Geoffrey A. Fowler, a Wall Street Journal reporter, wanted to test how little these smombies perceive their environment. By dressing up his colleague as Chewabacca from Star Wars and placing him on a street in San Francisco, he wanted to find out how many passers-by actually notice him. The reporter stopped pedestrians with smartphones in their hands, after they passed the alleged Chewbacca and asks them a simple question: “Did you notice the Chewbacca you just passed by?” Little have. At first the test results seemed to be quite irrelevant but if you start to think about it you realize the problem: If smombies don’t even perceive a really unusually dressed person, how are they supposed to see other pedestrians, bicycles or even cars?

Smombies aren’t a novelty, they did already cause many accidents and statistic even show a rising trend. To avoid more accidents caused by smartphones, designers and politicians around the world come up with the most absurd things.

The Swedish designer duo Jacob Sempler and Emil Tismann for instance invented a road sign which warns drivers about pedestrians distracted by smartphones.

Something special was invented in China as well: A sidewalk separated into two areas, one for smombies and one for normal pedestrians. This allows smartphone-users to walk in a turtle-like speed and in serpentine lines and is thus considered to be safer than usual sidewalks.

In San Francisco more and more pedestrian areas are set up (although smombies are just one of many reasons to do so) and in Hong Kong announcements in the subway ask passengers to pay attention to their environment.

Even though most accidents do sound funny – people falling into fountains, running against street lights or shop windows – there have been several severe accidents. Pedestrians get hit by cars or walk against tramways, as happened in Munich.

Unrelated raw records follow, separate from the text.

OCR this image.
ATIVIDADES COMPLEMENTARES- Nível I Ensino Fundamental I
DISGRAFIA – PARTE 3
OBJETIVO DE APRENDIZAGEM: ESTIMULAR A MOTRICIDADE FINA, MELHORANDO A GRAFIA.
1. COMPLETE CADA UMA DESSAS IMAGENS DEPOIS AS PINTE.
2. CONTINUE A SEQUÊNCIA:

Funny enough the smombie phenomenon is used by app inventors for new ideas. There are apps which send out a warning if one is about to step on the street and some even lock the smartphone for the time one crosses the street. Actually, it would be much easier and way more logically to just put the smartphone in your pocket while you move in traffic. But as so often we do not seem to act rationally.

However, altogether this is a topic you just can’t help but grin about.